Everyone has their hands in the air. He finds the dot in the sky, the dot that grows larger until it’s completely obscured by countless onlookers and when the crowd falls silent, just for a moment, he knows the jump has happened.
He feels disappointed.
The crowd, more or less, disperses. Some are crying, some are laughing hysterically, some pat each other on the back like they’ve done something worth doing. A woman holds another woman’s hair while she pukes into the gutter. Jamie makes a mental note of the location. He’ll get to it later with his spray washer. On the house.
A siren honks on and off and the ambulance crawls past. They give a professional nod to Jamie as they pass and he nods too and heads back to the van. They won’t be there long. A lot of the preliminary stuff has been dispensed with because it’s a scheduled jump. There are no cops, no investigation. They don’t even bother to cordon off the area. By the time Jamie rolls the van into the center of the scene and hops out with his gear, they’ve already loaded the body into the back of the ambulance.
“We got coffee over here if you want any,” one of the attendants says.
Jamie hold up his thermos and shakes his head. He’s good, he’s good.
Jamie looks down on the sidewalk where the body hit the ground. There’s less blood than he thought there’d be but enough to make a job of it. There’s also other stuff that turn his stomach when he tries to make out what they are. Better not to put two and two together. Just wash it away as quick as possible and everyone can get on with their day. That’s what his trainer said. Extra points for speed.

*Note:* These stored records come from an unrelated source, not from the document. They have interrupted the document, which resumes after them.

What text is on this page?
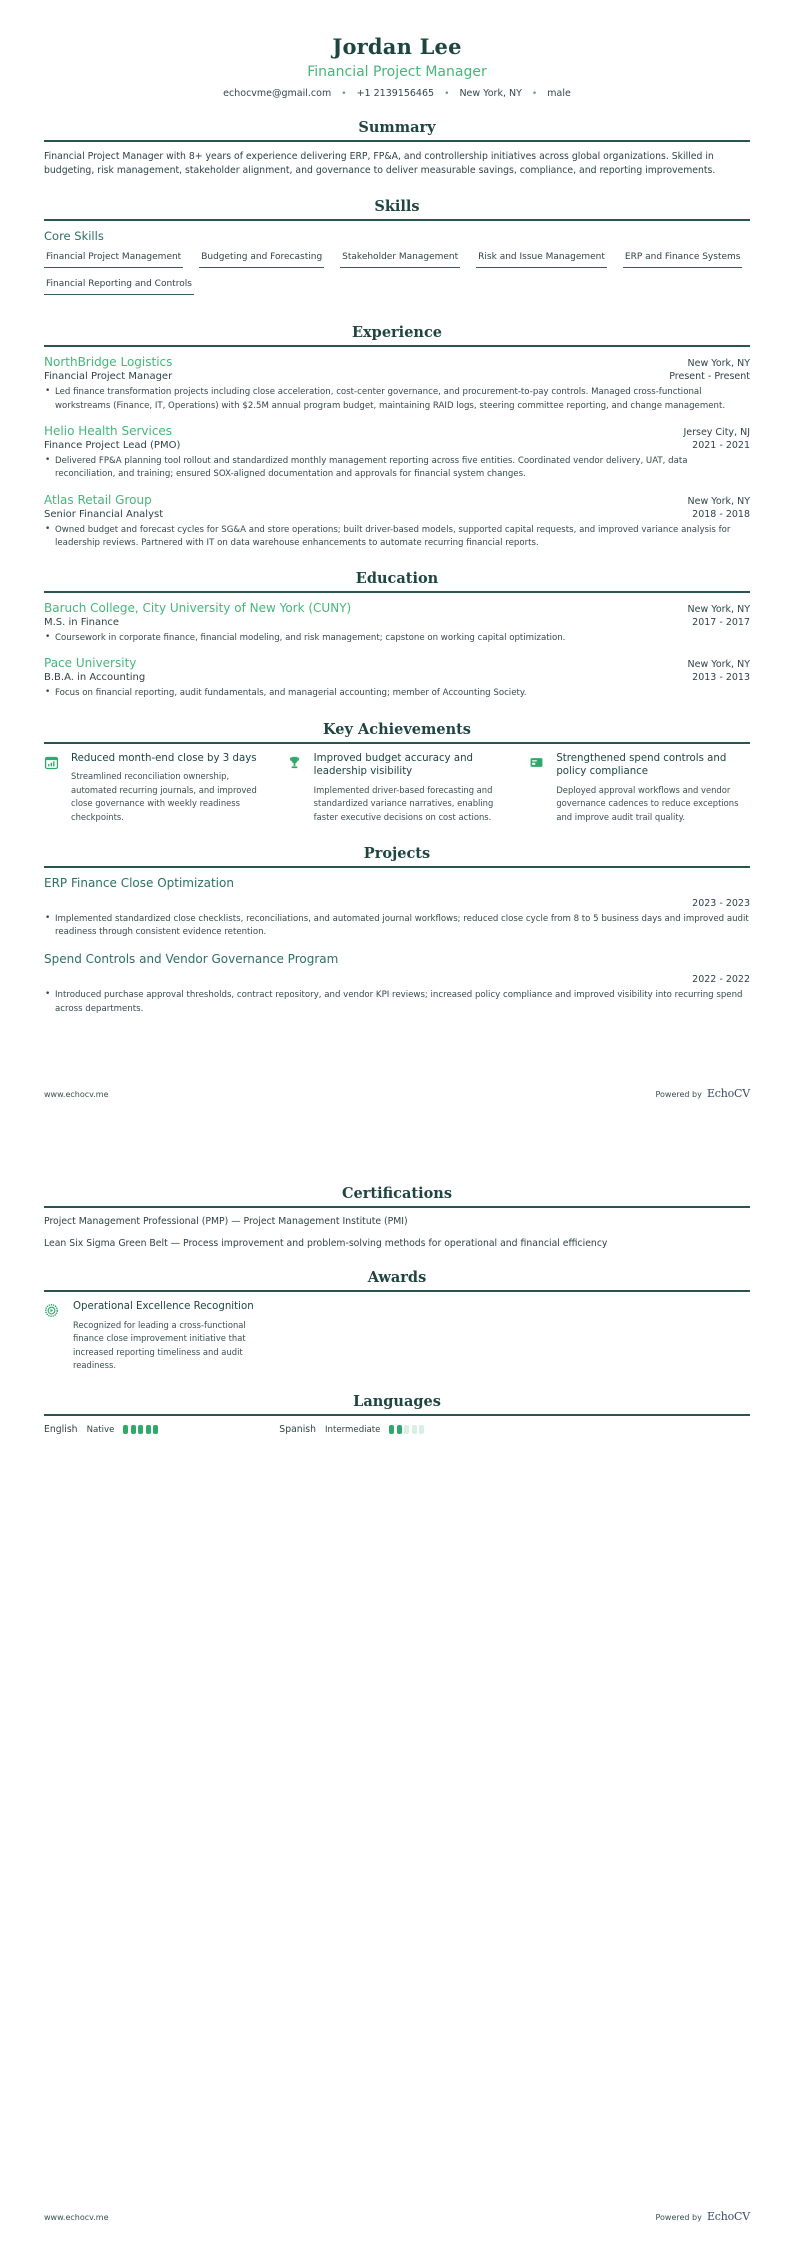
Jordan Lee
Financial Project Manager
echocvme@gmail.com • +1 2139156465 • New York, NY • male
Summary
Financial Project Manager with 8+ years of experience delivering ERP, FP&A, and controllership initiatives across global organizations. Skilled in budgeting, risk management, stakeholder alignment, and governance to deliver measurable savings, compliance, and reporting improvements.
Skills
Core Skills
Financial Project Management Budgeting and Forecasting Stakeholder Management Risk and Issue Management ERP and Finance Systems
Financial Reporting and Controls
Experience
NorthBridge Logistics	New York, NY
Financial Project Manager	Present - Present
• Led finance transformation projects including close acceleration, cost-center governance, and procurement-to-pay controls. Managed cross-functional workstreams (Finance, IT, Operations) with $2.5M annual program budget, maintaining RAID logs, steering committee reporting, and change management.
Helio Health Services	Jersey City, NJ
Finance Project Lead (PMO)	2021 - 2021
• Delivered FP&A planning tool rollout and standardized monthly management reporting across five entities. Coordinated vendor delivery, UAT, data reconciliation, and training; ensured SOX-aligned documentation and approvals for financial system changes.
Atlas Retail Group	New York, NY
Senior Financial Analyst	2018 - 2018
• Owned budget and forecast cycles for SG&A and store operations; built driver-based models, supported capital requests, and improved variance analysis for leadership reviews. Partnered with IT on data warehouse enhancements to automate recurring financial reports.
Education
Baruch College, City University of New York (CUNY)	New York, NY
M.S. in Finance	2017 - 2017
• Coursework in corporate finance, financial modeling, and risk management; capstone on working capital optimization.
Pace University	New York, NY
B.B.A. in Accounting	2013 - 2013
• Focus on financial reporting, audit fundamentals, and managerial accounting; member of Accounting Society.
Key Achievements
Reduced month-end close by 3 days
Streamlined reconciliation ownership, automated recurring journals, and improved close governance with weekly readiness checkpoints.
Improved budget accuracy and leadership visibility
Implemented driver-based forecasting and standardized variance narratives, enabling faster executive decisions on cost actions.
Strengthened spend controls and policy compliance
Deployed approval workflows and vendor governance cadences to reduce exceptions and improve audit trail quality.
Projects
ERP Finance Close Optimization
2023 - 2023
• Implemented standardized close checklists, reconciliations, and automated journal workflows; reduced close cycle from 8 to 5 business days and improved audit readiness through consistent evidence retention.
Spend Controls and Vendor Governance Program
2022 - 2022
• Introduced purchase approval thresholds, contract repository, and vendor KPI reviews; increased policy compliance and improved visibility into recurring spend across departments.
www.echocv.me	Powered by EchoCV
Certifications
Project Management Professional (PMP) — Project Management Institute (PMI)
Lean Six Sigma Green Belt — Process improvement and problem-solving methods for operational and financial efficiency
Awards
Operational Excellence Recognition
Recognized for leading a cross-functional finance close improvement initiative that increased reporting timeliness and audit readiness.
Languages
English Native	Spanish Intermediate
www.echocv.me	Powered by EchoCV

He gets right to work, spraying and brushing, picking up what won’t wash away and throwing it in bio containers. He picks up the trash too. The pop cans and fast-food wrappers, empty cigarette packs and wadded up tissues. He finds a shoebox and thinks someone must’ve dropped it on their way through. Some poor shopper who ended up going home with nothing. The picture on the box is for a pair of heels, high-end heels by the looks of it. Maybe they’ll fit his mom. Maybe then she’ll see that he made the right decision. But there aren’t any shoes in the box. Only a little dead bird.

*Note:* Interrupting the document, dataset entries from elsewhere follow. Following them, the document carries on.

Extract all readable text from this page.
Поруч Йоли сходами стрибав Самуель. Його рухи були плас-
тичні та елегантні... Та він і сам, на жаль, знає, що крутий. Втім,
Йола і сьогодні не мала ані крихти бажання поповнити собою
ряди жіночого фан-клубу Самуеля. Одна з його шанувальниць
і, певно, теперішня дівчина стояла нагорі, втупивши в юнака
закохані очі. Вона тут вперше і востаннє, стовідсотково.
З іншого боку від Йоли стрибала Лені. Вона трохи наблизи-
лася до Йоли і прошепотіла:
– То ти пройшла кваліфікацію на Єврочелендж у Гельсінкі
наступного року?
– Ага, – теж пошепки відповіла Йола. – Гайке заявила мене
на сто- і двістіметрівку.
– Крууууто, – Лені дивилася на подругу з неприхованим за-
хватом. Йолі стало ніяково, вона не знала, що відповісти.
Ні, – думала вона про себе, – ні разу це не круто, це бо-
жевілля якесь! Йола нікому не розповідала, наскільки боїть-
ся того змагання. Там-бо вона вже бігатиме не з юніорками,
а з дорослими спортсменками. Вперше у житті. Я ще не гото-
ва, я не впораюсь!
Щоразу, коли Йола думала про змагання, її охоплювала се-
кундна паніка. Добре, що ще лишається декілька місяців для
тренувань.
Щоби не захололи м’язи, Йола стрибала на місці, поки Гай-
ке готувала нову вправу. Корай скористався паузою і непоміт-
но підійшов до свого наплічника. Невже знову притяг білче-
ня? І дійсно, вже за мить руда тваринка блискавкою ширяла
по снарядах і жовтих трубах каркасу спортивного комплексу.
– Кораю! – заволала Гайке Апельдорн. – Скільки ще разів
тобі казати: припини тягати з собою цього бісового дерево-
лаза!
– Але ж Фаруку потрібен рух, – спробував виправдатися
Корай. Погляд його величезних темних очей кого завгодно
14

Jamie holds the box up to his face to get a good look. He should know what kind of bird it is but he’s not particularly outdoorsy. He’s lived in the city his whole life. He doesn’t know what kind of bird it is and it makes him feel like less than he is. He puts the lid back on the box, the tiny body still inside, and tosses it into the bio container along with the rest of it, takes a last look around to make sure he hasn’t missed anything, then signs off on the app.